Clean, dry and comfortable
“Keep cows clean, keep bedding clean and pay attention to detail,” said Yutzy. Make sure each cow has a clean, dry space to lay down, has access to food and water and make sure she is getting plenty or rest, said Da Costa.
The milking parlor
Using a pre- and post-milking teat disinfectants (predip and postdip) kills bacteria on teat surfaces. Iodine is the most common dip used in milking parlors, said Da Costa. “It’s so important to make sure the whole teat is covered,” she said.
“Leave the predip on for at least five seconds before wiping off, to kill that bacteria and keep it from getting into the teat.” Postdips can also be purchased with extra emollients during the harsh winter months to moisturize and prevent cracking and chapping of teats.
Da Costa advises against using water to wash the udder before milking. “When you wash, it is almost impossible to take everything out and then you are dripping and debris and bacteria can get into the gland,” she said.
“The idea is to have the cows clean as much as possible before those cows come into the parlor” by having clean bedding areas, she said.
Milking units should also be functioning properly and tested regularly by a professional to prevent teat end damage. Blue or red colored teats or ring formations left on the teat after milking can be caused by poor pulsation, excessive vacuum, or incompatible liner or shell in the milking unit and should be corrected.
Unit malfunctions can also cause teat end damage or pin-point bleeding. Check hose connections and hose lines and have units tested.
Proper unit alignment and removal is also important to reduce chances of infections. Milker units should hang so all quarters milk evenly. The unit should be removed before every last drop is milked out. Over-milking will cause teat-end damage and increase infection rates.

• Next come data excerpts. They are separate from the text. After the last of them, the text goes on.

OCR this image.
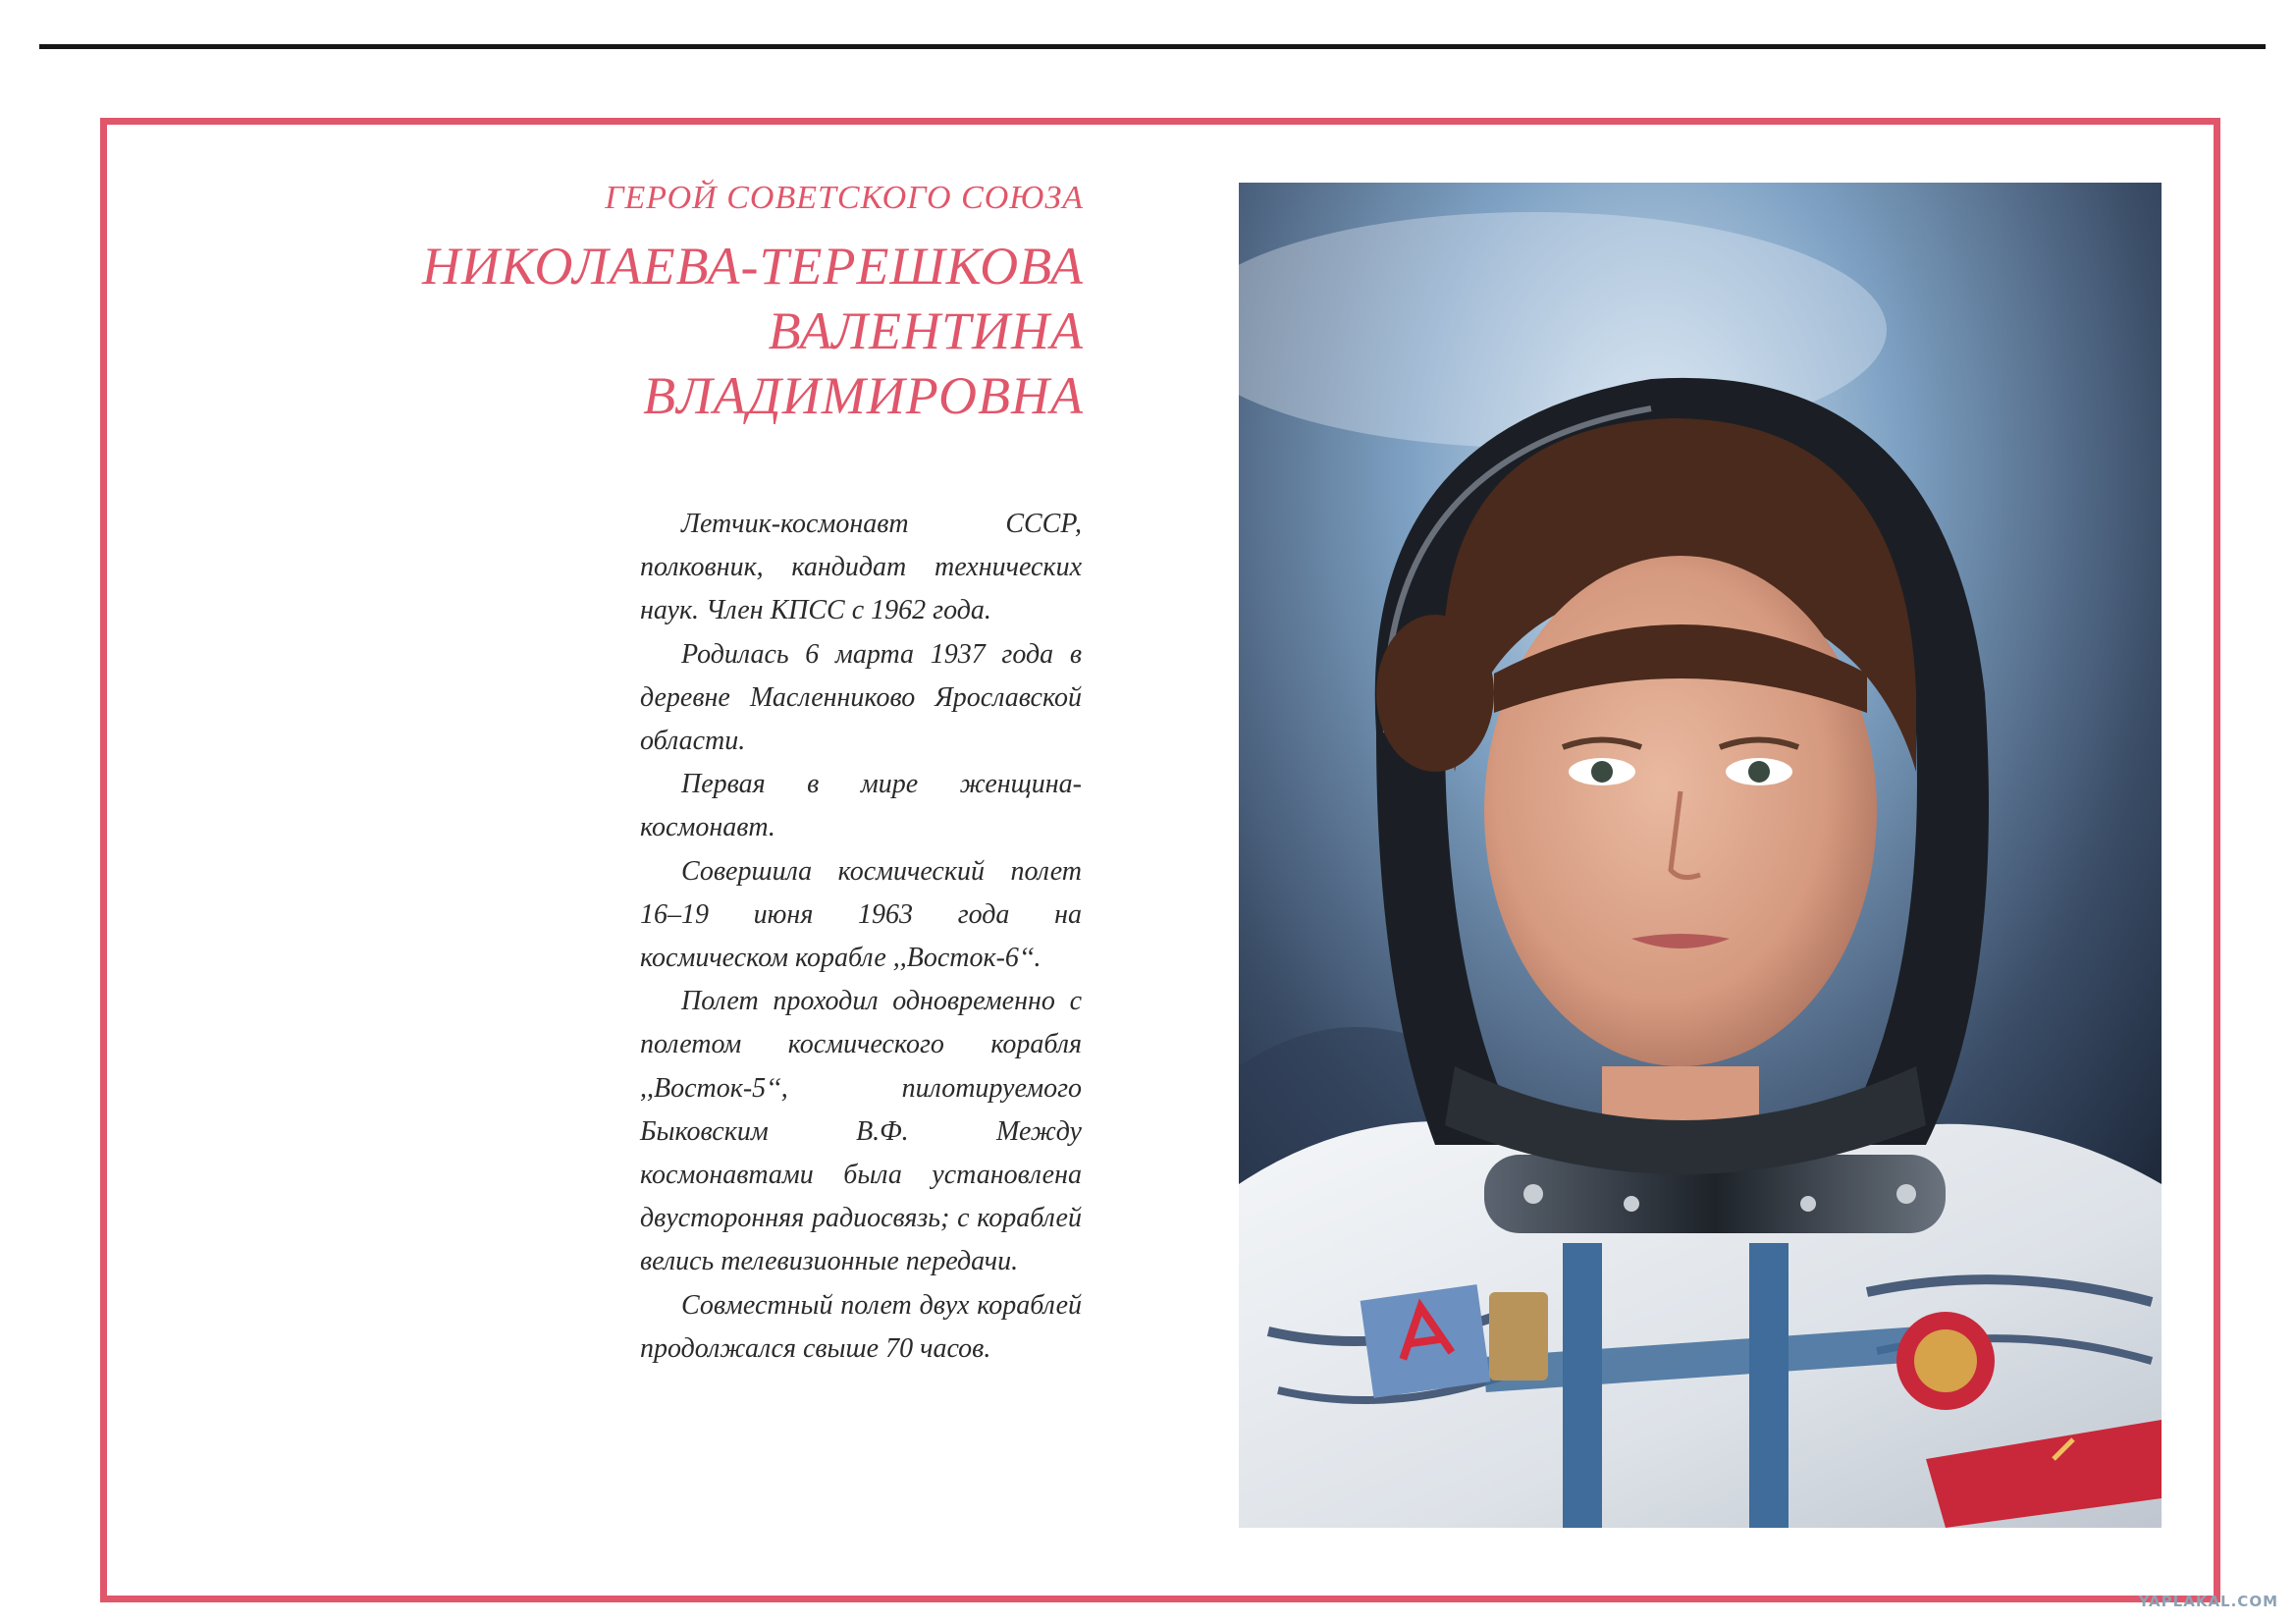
ГЕРОЙ СОВЕТСКОГО СОЮЗА
НИКОЛАЕВА-ТЕРЕШКОВА
ВАЛЕНТИНА
ВЛАДИМИРОВНА

Летчик-космонавт СССР, полковник, кандидат технических наук. Член КПСС с 1962 года.

Родилась 6 марта 1937 года в деревне Масленниково Ярославской области.

Первая в мире женщина-космонавт.

Совершила космический полет 16–19 июня 1963 года на космическом корабле ,,Восток-6‘‘.

Полет проходил одновременно с полетом космического корабля ,,Восток-5‘‘, пилотируемого Быковским В.Ф. Между космонавтами была установлена двусторонняя радиосвязь; с кораблей велись телевизионные передачи.

Совместный полет двух кораблей продолжался свыше 70 часов.

YAPLAKAL.COM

When buying new cows to add to the herd, make sure they are coming from a healthy herd. Herd SCC should be less than 250,000 cells per milliliter and individual cow SCC should be less than 200,000 cells per milliliter.
If SCC numbers are not available, do a Coliform Mastitis Test (CMT), said Da Costa. Results should come back negative if there is no mastitis. “If you can’t test, at least ask the farm owner if they have had any problems with mastitis in their herd,” said Da Costa.
Keep the purchased cows separated from the rest of the herd until they are proven noninfectious. Culture the bulk tank during the period those new cows enter the herd to monitor any changes to the herd SCC.
Non-lactating cows are less of a risk than mature cows because they have a lower exposure to the mastitis pathogen.
Management and attention to detail is key, said both Yutzy and Da Costa. Make sure milking protocols are correct and make sure all employees know and understand them. “Consistency is a big issue,” said Yutzy.
“Make sure everyone is consistent and has a standard operating procedure so when mastitis does happen, everyone is handling the issue the same.”